Finding Your 'Normal'

With all these differences, it's important to know where your "normal" is and any trends that would apply. For example, a current ratio of 2 is considered very good. It means you can pay the debts coming up in the next 12 months (operating loan and payments on term notes) two times with the assets you have to sell in the next 12 months. But. if that ratio were 4 the year before and you're projecting it to be 1 at the end of the year, it's still indicating a problem. For some reason, the operation is "bleeding" working capital and it's important to know why.

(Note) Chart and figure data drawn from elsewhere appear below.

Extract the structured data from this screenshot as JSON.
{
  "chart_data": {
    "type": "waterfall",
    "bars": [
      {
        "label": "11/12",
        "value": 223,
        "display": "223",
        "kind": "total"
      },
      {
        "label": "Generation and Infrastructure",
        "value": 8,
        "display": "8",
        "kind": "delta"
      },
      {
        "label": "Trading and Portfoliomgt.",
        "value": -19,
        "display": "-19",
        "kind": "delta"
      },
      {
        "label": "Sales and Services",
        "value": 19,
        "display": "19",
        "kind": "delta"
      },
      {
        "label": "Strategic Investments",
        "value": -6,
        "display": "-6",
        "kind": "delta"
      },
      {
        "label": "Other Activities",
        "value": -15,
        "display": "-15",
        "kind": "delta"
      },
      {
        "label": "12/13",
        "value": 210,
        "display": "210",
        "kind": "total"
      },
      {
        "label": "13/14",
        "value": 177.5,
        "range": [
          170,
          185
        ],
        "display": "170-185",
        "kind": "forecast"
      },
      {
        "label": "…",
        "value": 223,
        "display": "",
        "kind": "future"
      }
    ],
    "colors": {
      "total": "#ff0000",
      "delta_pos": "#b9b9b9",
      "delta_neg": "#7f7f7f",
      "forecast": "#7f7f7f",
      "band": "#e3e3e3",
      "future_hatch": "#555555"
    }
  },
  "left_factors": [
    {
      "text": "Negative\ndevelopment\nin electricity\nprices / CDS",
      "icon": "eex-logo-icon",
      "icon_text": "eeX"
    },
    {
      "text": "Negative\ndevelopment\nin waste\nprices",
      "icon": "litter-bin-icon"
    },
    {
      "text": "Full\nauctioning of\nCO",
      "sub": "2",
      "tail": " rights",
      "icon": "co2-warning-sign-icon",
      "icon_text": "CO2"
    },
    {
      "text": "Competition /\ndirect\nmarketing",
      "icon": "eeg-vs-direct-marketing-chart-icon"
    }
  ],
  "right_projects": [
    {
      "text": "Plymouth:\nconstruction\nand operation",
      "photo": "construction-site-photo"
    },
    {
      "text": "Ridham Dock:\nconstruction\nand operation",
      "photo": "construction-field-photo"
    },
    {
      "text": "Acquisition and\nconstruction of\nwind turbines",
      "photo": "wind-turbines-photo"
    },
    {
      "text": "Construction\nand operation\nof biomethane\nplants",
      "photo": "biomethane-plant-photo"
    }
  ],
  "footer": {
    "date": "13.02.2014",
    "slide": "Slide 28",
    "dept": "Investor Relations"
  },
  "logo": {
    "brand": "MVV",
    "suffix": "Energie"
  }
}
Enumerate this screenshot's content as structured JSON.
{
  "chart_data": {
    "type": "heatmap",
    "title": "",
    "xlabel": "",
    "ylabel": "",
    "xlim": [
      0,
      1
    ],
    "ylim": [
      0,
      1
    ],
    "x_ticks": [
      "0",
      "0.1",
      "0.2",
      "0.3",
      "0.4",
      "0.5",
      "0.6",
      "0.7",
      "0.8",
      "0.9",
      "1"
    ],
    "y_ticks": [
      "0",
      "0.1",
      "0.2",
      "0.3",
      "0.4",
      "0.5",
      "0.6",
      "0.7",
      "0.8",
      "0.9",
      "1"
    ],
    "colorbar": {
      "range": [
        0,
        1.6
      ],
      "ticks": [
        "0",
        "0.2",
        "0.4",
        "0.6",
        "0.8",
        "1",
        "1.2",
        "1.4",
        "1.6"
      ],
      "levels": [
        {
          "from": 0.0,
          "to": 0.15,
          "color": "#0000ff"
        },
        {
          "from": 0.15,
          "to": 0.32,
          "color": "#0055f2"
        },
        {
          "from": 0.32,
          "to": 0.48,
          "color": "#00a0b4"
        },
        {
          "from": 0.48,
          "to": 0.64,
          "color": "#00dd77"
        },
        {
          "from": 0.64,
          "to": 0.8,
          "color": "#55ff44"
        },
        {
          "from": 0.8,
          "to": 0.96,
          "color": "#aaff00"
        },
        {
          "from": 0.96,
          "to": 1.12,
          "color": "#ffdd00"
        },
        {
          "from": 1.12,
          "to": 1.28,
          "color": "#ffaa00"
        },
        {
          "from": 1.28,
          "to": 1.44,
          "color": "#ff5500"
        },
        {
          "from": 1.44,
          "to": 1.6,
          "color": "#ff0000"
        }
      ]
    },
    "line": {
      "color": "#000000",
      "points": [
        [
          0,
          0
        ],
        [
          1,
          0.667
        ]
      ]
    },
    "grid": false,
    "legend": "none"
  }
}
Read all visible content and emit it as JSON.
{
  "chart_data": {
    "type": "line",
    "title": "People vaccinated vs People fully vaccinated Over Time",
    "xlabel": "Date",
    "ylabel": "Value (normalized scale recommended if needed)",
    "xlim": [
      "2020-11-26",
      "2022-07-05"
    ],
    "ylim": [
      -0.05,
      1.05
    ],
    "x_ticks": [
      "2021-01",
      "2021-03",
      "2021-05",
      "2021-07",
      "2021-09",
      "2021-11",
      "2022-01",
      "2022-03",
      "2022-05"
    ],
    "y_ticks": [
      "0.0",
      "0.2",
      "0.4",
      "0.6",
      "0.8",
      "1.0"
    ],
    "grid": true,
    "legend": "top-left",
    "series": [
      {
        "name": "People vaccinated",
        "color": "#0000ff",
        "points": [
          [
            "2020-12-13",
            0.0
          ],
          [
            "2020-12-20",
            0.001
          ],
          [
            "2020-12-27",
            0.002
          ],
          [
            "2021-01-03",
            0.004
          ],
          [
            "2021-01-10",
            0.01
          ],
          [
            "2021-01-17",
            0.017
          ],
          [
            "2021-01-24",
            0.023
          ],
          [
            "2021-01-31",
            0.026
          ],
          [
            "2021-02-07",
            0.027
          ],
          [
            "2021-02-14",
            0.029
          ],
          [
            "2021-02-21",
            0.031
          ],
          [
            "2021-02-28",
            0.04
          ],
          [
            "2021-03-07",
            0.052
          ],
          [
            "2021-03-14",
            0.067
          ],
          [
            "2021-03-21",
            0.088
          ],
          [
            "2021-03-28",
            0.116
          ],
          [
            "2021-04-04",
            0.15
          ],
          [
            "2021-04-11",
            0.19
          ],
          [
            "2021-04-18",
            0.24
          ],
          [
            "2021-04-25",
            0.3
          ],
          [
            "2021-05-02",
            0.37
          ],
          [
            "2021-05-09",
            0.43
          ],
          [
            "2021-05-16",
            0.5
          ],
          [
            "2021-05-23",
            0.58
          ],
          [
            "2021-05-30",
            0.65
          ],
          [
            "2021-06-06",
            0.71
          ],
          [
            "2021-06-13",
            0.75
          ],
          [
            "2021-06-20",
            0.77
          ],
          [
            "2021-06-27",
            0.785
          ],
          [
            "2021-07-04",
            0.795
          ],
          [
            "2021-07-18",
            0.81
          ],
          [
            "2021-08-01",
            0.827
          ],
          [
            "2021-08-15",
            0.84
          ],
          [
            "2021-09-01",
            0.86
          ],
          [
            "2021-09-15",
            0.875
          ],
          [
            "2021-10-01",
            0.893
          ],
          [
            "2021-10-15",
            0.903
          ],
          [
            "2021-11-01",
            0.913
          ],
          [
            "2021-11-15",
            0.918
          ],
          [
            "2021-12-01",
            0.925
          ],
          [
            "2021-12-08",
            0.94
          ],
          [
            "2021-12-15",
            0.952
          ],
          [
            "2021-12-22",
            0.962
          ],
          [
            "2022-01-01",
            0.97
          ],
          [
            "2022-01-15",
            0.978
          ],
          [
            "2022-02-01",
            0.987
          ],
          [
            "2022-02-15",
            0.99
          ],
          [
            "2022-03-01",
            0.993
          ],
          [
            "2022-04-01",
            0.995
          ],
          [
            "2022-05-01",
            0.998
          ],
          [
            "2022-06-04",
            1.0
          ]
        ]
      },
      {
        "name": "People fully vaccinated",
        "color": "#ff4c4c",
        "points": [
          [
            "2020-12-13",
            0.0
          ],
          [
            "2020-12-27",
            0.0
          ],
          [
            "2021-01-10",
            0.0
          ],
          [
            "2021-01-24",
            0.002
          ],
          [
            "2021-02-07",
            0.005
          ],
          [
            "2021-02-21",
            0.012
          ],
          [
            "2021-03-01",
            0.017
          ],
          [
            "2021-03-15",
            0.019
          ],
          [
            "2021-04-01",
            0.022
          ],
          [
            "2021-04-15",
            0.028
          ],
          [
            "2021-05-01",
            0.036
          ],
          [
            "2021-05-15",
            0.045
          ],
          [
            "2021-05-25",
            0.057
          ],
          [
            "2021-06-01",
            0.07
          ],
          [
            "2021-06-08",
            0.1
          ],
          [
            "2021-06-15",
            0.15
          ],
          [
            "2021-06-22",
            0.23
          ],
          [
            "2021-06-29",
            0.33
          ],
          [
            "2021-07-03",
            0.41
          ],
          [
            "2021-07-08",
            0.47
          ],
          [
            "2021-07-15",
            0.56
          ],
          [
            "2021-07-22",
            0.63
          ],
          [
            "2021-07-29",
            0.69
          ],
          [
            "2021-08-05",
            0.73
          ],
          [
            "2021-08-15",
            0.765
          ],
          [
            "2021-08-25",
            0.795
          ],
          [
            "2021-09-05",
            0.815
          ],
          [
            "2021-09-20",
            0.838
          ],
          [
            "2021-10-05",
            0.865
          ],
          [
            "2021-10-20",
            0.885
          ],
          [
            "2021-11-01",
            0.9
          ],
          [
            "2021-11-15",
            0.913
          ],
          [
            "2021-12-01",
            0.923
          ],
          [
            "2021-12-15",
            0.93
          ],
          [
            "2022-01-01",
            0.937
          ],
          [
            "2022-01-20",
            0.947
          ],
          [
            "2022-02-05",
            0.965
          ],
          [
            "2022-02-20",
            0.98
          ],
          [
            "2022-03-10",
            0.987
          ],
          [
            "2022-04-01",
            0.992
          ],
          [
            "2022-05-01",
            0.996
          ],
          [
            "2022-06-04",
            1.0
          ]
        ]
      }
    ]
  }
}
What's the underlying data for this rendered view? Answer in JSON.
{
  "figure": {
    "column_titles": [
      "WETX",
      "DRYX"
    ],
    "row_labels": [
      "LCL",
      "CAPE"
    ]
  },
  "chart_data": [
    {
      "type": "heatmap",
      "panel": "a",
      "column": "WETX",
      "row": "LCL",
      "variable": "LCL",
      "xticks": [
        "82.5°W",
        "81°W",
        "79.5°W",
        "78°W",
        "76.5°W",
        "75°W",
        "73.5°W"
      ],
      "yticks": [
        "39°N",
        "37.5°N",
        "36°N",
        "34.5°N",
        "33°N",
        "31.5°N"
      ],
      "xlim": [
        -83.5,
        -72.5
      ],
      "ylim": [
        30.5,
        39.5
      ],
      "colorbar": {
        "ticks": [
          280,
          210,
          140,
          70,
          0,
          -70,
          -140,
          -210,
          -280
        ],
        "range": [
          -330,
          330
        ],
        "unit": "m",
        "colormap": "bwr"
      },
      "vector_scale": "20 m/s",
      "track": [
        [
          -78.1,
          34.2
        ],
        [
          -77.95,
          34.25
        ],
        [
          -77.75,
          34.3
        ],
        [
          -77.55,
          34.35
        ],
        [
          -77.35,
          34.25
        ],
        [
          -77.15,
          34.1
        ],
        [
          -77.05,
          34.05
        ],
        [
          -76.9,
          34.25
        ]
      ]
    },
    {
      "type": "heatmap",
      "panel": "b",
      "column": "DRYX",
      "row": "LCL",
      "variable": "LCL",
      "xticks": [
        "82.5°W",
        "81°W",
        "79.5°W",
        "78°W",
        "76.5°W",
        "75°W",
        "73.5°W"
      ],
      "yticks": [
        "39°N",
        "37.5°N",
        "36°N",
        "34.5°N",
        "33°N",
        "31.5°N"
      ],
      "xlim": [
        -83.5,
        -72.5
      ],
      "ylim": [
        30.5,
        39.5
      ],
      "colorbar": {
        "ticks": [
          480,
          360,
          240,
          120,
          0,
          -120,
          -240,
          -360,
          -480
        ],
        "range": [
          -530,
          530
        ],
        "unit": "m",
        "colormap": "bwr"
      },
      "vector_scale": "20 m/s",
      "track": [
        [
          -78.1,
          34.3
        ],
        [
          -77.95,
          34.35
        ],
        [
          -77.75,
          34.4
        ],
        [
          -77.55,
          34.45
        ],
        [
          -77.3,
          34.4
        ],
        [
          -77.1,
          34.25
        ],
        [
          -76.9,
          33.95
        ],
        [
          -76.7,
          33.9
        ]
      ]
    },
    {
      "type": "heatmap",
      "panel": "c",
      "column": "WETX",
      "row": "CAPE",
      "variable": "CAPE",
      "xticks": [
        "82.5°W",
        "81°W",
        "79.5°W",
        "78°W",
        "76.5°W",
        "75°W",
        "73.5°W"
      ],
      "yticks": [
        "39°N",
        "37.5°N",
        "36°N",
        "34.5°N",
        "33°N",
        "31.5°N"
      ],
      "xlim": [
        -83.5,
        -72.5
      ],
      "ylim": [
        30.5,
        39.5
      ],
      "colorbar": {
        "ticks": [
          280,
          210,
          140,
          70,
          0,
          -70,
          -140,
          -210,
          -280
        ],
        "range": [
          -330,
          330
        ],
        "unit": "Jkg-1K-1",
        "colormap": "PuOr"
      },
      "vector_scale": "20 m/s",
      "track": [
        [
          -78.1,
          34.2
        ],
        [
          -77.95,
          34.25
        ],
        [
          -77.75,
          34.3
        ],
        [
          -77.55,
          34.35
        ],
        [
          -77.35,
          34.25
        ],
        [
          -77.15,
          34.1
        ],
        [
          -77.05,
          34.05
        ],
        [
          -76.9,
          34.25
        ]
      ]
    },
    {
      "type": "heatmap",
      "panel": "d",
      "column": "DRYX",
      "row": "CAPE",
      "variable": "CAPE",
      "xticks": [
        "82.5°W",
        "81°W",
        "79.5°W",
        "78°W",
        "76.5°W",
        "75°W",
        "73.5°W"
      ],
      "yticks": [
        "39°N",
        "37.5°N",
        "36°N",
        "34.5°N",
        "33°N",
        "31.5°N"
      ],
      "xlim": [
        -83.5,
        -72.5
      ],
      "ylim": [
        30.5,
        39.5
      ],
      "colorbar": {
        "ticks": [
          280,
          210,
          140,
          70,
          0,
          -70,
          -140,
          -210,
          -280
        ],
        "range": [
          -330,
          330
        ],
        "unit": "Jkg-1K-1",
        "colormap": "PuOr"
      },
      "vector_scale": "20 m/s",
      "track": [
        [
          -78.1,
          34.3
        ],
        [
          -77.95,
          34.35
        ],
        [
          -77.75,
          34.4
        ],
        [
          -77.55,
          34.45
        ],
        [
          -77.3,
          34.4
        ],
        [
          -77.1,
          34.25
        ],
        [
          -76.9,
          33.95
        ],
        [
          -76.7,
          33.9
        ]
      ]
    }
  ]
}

  • It could be that you have used cash to buy intermediate or long-term assets such as equipment or land. That would cause your current ratio and working capital to decrease but wouldn't be a continual decline in the future or could be "fixed" by terming out some current debt to be more aligned with the asset purchase.
  • It could also mean that you are spending significantly more on family living than you are making or that your farm has had negative net farm incomes. These issues are of more serious nature because if they are not corrected, the "bleeding" will just keep getting worse.
  • It may also be caused by the value of a bushel of corn dropping from $6 per bushel to $3 per bushel. You may have done nothing wrong, but if you're headed to a current ratio of 1, you need to be looking for adjustments in your operation.
Conclusion

Each of the financial measures described helps tell the story of your operation. It's important that you learn from these stories. To hear the stories, you have to know what the ratios mean, how they're calculated, and what has been happening in your business.

We are used to reading gauges in all kinds of vehicles and equipment and using that information to make informed decisions, but we aren't as accustomed to using our financial measurements to improve the health of our farm business.

Financial records can provide early indicators of a problem in your operation, but you need to take time to review them regularly to identify and address these issues. You wouldn't take just one look at the gauges in your tractor and assume they will never change.

In the same way, we hope your financial ratios are in a good place. However, if you don't look, they could be blinking red and before long you could have smoke coming from under the hood of your financial health when it's too late to do anything to save the engine.